Global credit bureau Equifax has revealed attackers exploited a website vulnerability to gain access to the personal files of "potentially" 143 million US consumers between mid-May and July.
The company said the details accessed included names, social security numbers, and, in some cases, driver’s license numbers.
The attackers also got a hold of "limited" personal information of certain UK and Canadian residents.
Equifax, which discovered the unauthorised access on July 29, said there was no evidence of a breach into its core consumer or commercial credit reporting databases.
It has hired a cyber security firm to investigate the breach and said it would work with UK and Canadian regulators to determine the next steps.

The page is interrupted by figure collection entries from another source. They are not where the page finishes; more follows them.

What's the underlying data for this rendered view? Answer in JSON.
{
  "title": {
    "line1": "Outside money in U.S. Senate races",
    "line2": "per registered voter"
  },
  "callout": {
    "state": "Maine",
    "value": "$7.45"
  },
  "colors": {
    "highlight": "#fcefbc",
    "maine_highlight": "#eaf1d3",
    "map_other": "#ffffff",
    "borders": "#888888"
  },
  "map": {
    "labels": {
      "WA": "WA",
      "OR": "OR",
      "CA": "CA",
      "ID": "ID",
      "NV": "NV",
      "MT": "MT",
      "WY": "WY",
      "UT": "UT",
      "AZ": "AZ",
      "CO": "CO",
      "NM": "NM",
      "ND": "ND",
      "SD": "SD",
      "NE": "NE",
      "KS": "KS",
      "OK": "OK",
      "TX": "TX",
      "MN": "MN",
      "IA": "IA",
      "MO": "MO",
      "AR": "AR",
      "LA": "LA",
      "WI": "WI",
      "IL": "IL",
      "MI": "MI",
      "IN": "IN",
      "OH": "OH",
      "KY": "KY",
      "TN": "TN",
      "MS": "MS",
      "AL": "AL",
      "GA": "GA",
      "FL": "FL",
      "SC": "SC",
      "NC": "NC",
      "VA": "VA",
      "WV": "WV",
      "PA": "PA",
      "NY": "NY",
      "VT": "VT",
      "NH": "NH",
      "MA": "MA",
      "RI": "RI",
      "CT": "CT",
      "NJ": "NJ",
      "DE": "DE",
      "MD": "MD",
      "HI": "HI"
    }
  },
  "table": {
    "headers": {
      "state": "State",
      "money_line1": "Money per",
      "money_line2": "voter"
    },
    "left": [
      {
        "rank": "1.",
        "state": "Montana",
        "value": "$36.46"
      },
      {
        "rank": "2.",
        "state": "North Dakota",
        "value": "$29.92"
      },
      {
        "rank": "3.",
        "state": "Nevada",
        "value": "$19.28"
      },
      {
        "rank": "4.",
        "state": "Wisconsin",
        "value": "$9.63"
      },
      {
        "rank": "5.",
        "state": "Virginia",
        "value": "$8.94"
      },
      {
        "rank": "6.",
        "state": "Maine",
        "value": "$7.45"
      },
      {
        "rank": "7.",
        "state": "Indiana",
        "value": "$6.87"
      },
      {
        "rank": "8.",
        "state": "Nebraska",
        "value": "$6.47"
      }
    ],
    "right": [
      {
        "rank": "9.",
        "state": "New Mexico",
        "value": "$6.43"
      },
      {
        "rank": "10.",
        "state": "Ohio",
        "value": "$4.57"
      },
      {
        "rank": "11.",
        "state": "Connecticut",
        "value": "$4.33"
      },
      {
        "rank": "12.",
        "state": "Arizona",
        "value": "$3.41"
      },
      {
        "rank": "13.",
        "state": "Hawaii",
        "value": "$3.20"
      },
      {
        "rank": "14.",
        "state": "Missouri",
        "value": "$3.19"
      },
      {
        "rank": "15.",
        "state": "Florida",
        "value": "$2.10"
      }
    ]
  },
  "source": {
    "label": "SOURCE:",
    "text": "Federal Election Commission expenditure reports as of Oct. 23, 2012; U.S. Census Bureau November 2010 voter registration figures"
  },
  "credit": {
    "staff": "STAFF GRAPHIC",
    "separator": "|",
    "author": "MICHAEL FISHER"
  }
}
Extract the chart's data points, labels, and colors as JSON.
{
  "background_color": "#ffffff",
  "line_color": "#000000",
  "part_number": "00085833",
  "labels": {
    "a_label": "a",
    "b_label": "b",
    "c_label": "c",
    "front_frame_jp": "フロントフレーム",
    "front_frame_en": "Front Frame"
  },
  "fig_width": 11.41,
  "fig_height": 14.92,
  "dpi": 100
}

"This is clearly a disappointing event for our company, and one that strikes at the heart of who we are and what we do. I apologise to consumers and our business customers for the concern and frustration this causes," chairman and chief executive officer Richard F. Smith said in a statement.
"We pride ourselves on being a leader in managing and protecting data, and we are conducting a thorough review of our overall security operations. We also are focused on consumer protection and have developed a comprehensive portfolio of services to support all US consumers, regardless of whether they were impacted by this incident."
Equifax has created a website to help consumers determine if they have been affected, and to sign up for one year of free credit file monitoring and identity theft protection.
The breach could be one of the biggest in the United States.
Last December, Yahoo said more than 1 billion user accounts was compromised in August 2013, while in 2014 e-commerce company EBay had urged 145 million users to change their passwords following a cyber attack.